私が物心がついた頃には既に彼はひとりでいた。庭先でぼんやり、空を見上げていると思えば、突如として駆け出して、屋根瓦の上に登ってしまっているのだから、側付きの者は困り果ててしまうのだ。その瞳が何を捉えているのか私にはこれっぽっちも判らなかったが、兎に角彼はひとり、だった。


「三成様、」


月に煌めく短い御髪をただひたすら見つめるのが私は好きだった。
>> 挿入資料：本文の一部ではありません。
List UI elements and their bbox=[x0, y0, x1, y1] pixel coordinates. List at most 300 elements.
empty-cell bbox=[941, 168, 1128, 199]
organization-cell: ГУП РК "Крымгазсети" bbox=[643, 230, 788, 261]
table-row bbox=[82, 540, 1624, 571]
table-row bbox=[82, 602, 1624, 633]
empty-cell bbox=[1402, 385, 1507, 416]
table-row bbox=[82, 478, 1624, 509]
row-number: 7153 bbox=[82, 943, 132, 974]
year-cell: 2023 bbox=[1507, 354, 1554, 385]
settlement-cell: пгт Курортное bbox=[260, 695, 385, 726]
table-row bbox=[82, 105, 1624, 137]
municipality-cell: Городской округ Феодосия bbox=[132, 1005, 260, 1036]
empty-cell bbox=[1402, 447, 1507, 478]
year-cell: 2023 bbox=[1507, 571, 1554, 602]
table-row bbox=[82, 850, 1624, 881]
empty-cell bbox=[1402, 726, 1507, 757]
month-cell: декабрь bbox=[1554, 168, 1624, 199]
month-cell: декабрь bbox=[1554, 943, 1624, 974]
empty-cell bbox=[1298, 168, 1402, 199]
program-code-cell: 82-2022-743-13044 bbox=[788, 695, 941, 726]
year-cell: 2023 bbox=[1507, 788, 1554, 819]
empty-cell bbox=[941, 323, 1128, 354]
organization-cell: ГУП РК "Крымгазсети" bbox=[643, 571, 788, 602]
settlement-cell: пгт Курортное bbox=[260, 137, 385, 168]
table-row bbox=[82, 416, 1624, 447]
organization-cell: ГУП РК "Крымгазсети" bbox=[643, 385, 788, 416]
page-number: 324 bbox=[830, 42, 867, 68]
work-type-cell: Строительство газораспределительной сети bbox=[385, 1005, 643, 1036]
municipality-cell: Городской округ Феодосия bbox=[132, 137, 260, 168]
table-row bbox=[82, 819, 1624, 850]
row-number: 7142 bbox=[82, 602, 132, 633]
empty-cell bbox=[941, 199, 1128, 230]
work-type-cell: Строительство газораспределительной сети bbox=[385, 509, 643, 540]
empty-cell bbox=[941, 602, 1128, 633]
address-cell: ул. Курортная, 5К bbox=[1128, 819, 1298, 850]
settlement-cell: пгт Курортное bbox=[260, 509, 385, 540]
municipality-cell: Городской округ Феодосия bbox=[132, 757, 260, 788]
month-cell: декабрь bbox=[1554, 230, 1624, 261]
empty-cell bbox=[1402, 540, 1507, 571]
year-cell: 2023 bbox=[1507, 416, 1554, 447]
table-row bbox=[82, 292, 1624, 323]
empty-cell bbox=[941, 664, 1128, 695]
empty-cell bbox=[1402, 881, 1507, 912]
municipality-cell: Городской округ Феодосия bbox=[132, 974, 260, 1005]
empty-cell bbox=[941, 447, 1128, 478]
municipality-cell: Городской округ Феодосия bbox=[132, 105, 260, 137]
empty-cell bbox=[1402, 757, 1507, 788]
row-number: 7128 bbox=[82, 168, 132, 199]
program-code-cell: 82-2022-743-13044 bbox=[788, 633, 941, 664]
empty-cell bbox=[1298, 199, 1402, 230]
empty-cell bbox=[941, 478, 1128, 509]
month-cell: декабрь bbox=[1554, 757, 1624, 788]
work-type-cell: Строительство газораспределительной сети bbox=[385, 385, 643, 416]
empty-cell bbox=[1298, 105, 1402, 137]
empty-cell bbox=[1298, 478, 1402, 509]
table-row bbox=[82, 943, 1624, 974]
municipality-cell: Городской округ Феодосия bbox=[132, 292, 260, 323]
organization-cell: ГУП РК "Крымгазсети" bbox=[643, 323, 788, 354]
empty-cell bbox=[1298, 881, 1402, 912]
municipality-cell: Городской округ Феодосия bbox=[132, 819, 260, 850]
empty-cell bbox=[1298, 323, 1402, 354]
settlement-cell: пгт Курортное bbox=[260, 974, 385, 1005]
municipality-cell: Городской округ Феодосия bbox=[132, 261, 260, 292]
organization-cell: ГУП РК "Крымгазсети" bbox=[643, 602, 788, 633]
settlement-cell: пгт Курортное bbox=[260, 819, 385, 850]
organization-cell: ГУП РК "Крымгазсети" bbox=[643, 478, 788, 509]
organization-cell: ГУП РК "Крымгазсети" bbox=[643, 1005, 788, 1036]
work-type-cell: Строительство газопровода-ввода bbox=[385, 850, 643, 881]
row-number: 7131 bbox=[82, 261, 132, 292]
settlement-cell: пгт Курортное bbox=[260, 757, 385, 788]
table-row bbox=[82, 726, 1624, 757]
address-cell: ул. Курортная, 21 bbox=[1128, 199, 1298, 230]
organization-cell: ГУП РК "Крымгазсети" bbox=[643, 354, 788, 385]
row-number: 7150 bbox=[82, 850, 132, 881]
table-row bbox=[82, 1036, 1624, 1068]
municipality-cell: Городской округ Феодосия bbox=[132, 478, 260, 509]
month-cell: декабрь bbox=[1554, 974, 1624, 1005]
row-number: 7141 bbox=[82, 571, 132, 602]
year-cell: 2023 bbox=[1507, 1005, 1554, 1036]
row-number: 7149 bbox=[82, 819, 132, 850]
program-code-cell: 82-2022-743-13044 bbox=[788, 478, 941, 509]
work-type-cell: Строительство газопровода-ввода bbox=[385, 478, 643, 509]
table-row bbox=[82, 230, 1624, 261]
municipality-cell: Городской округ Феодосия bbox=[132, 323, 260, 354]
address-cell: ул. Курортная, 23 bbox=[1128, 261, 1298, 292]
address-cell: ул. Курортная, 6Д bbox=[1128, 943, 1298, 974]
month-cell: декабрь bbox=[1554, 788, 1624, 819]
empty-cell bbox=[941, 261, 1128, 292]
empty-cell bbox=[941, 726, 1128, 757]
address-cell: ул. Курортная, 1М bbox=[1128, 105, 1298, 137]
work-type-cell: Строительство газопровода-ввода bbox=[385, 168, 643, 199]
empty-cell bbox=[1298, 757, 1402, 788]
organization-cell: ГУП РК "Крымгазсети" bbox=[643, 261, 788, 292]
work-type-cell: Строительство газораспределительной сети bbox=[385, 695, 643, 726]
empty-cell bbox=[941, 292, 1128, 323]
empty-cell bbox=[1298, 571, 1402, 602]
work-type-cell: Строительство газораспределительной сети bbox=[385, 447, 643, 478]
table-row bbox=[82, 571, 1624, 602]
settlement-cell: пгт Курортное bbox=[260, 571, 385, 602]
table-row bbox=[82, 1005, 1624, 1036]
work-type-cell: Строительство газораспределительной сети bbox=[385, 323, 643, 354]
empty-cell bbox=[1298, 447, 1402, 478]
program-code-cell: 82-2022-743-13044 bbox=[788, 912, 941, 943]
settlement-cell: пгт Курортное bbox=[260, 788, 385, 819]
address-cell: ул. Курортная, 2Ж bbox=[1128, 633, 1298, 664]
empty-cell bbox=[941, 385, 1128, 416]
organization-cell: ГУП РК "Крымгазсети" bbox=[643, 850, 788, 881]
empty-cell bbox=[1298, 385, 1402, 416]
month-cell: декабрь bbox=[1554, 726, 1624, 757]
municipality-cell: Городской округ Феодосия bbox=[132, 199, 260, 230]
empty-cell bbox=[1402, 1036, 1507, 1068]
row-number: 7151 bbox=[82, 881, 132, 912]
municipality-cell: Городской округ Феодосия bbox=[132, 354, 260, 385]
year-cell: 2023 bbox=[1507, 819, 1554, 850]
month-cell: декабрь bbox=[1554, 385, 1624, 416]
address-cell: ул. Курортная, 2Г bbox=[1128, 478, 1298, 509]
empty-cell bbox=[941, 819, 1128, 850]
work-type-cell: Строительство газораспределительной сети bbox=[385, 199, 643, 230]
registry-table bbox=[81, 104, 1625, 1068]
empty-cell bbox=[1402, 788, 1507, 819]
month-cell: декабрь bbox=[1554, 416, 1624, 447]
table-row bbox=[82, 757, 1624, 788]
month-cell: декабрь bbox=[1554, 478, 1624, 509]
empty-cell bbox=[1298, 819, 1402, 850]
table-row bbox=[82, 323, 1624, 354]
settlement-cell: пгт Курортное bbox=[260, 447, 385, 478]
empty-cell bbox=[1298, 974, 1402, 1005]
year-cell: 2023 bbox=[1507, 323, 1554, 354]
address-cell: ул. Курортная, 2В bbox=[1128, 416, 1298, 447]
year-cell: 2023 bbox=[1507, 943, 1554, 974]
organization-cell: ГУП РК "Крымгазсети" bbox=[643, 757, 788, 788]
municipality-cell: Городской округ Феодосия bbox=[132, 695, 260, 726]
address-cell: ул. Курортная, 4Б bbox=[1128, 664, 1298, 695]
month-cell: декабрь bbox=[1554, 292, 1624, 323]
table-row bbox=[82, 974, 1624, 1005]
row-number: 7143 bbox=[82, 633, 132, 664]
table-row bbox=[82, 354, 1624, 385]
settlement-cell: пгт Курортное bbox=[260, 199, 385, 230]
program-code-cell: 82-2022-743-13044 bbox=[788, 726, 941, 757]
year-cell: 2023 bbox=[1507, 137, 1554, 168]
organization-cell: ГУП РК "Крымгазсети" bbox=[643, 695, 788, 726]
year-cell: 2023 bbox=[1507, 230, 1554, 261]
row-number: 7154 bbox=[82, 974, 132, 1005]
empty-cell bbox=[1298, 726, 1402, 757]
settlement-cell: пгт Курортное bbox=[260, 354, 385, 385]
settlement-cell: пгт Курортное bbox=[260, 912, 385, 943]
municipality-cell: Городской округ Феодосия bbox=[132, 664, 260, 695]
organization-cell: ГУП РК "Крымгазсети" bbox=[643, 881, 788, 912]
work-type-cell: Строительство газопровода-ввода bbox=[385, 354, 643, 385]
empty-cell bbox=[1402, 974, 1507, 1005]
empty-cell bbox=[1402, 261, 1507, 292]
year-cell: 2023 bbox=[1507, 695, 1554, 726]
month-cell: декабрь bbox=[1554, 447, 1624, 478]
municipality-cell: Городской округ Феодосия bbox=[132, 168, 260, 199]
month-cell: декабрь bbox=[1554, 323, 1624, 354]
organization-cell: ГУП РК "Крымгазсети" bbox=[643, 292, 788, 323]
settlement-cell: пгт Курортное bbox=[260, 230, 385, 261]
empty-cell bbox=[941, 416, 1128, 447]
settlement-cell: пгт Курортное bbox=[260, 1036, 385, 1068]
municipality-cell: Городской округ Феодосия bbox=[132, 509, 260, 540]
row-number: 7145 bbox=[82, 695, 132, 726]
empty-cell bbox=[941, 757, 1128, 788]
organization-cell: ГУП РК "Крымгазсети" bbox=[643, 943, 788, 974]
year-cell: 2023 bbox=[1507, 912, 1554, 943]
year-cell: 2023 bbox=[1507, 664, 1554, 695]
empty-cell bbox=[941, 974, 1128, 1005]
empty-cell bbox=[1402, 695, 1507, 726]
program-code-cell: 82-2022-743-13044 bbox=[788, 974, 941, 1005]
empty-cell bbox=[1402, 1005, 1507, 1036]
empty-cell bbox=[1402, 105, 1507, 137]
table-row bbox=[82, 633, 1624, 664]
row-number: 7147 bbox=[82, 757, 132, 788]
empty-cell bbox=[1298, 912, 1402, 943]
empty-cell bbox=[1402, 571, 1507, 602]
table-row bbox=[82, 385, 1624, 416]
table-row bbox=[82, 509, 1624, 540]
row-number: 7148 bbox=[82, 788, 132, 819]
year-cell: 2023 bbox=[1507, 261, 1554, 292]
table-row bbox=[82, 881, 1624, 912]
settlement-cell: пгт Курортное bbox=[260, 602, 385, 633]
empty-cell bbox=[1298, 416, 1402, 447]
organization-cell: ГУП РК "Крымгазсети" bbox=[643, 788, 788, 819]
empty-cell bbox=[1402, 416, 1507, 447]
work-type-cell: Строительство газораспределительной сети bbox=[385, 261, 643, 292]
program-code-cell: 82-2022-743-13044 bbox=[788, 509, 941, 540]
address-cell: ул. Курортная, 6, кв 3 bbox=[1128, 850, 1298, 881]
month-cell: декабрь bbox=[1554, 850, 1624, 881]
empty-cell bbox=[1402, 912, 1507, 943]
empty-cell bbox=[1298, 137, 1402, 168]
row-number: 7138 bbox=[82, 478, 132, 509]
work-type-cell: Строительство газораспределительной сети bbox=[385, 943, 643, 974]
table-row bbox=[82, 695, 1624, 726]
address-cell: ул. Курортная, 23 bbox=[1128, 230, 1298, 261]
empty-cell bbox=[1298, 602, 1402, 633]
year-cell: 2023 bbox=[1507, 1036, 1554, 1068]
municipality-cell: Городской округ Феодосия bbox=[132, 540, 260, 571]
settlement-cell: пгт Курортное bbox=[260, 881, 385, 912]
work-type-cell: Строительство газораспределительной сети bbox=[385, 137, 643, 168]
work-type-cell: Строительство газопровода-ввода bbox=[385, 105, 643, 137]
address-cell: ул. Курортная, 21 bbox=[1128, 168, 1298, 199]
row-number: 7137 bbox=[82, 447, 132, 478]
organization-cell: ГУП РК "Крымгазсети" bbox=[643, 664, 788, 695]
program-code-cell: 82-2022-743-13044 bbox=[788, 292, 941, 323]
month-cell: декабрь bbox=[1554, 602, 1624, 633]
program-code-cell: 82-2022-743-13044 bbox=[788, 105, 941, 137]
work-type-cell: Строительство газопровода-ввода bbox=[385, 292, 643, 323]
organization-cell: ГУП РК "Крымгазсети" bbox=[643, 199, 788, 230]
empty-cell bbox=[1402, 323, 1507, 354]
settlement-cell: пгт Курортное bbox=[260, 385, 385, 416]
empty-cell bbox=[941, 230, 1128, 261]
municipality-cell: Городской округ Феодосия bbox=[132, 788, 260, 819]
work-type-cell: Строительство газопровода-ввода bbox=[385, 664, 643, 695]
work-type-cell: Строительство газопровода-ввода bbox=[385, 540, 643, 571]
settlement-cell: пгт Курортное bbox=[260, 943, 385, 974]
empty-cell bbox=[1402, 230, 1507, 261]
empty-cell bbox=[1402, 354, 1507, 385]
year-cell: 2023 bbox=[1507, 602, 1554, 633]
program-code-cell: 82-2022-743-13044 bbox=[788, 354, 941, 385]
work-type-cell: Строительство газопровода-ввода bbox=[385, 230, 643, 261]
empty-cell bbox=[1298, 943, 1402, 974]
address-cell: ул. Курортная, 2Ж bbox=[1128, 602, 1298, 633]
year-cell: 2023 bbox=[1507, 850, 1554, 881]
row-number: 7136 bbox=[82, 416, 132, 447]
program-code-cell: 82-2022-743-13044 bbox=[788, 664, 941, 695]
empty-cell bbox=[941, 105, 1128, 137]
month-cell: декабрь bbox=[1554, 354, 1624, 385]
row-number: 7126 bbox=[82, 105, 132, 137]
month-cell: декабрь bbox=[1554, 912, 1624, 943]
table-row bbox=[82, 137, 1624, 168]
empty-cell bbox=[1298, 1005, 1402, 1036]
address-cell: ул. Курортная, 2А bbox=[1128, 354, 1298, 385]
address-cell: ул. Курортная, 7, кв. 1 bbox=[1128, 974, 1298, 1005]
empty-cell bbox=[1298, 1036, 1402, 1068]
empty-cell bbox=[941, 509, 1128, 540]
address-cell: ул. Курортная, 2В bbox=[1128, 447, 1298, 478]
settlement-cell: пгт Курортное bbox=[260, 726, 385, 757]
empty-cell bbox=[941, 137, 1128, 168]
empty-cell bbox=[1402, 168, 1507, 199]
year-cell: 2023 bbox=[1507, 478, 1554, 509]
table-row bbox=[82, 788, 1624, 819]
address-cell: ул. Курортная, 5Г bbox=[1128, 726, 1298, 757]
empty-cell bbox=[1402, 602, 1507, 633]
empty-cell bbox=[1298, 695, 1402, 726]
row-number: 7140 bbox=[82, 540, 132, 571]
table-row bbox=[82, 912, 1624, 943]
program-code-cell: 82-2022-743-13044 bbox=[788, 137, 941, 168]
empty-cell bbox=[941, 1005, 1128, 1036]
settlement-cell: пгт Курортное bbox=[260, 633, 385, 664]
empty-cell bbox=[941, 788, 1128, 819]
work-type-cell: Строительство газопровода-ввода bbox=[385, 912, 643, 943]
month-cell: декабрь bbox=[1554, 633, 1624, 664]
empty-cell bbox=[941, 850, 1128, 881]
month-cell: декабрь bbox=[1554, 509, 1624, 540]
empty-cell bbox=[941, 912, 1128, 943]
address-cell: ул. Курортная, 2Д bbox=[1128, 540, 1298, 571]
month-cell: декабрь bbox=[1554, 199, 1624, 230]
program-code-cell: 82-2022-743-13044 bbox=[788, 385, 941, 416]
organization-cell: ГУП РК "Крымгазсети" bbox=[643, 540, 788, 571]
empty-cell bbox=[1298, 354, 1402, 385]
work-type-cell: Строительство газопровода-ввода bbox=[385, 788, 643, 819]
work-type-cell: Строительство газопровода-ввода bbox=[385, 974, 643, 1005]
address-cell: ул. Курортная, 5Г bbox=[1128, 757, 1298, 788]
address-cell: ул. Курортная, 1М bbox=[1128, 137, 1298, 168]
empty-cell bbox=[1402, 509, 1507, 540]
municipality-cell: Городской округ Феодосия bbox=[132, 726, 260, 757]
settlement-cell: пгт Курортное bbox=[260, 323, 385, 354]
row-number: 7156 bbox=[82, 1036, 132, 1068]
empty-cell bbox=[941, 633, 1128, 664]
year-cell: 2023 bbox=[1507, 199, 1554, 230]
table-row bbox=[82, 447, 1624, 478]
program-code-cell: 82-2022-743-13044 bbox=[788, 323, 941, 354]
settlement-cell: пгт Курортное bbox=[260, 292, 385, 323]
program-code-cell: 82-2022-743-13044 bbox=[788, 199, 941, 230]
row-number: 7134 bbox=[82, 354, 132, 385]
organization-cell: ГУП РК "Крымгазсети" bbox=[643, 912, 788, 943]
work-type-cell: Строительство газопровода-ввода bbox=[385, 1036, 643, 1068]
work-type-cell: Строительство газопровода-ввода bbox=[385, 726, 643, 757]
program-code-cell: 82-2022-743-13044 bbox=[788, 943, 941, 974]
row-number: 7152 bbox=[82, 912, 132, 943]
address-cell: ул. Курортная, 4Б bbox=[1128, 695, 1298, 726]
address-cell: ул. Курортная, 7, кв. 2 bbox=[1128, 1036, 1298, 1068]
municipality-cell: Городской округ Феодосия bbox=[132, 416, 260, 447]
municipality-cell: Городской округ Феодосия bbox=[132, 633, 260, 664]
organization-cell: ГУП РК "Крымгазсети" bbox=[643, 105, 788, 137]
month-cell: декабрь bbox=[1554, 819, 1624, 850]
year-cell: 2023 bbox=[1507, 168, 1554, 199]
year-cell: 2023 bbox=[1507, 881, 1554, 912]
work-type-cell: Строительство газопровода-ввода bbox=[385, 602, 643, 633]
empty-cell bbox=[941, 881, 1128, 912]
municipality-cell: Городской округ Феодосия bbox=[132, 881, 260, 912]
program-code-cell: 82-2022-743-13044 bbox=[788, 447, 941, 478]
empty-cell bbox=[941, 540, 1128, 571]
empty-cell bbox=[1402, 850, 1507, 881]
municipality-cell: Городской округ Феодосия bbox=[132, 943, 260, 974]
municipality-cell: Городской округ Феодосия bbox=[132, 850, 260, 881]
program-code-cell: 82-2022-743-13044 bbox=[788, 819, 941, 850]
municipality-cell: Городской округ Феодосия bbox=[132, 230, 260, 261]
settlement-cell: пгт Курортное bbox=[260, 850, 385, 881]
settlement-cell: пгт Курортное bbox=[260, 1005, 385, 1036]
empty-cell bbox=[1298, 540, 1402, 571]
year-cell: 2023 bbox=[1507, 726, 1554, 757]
夜が一番お美しいかのお人は今日とて屋根へと登っておられる。私なぞには到底理解の及ばぬ場所にいらっしゃるのだろう。広いこの空へ何を思っていらっしゃるのだろうか。たなびく雲間に見え隠れする淡い月が全てを奪うかのように闇を照らしてはまた消える。何の用だとひしひし、殺気が辺りには飛び交っている中顔色一つ変えずに突っ立っている私はもう虫螻同然である。首元を薙いで脳髄をかき混ぜて脚をもいで全部全部全部全部全部全部全部全部全部全部全部全部全部全部全部全部全部全部全部全部全部全部全部全部全部全部全部全部全部全部全部全部全部全部全部全部全部全部全部全部全部全部全部全部全部全部全部全部全部全部全部全部全部全部全部全部全部全部全部全部全部全部全部全部全部全部全部全部全部全部全部全部そう、全てを欲して叫ぶので御座います。貴方様の下へと乞うので御座います。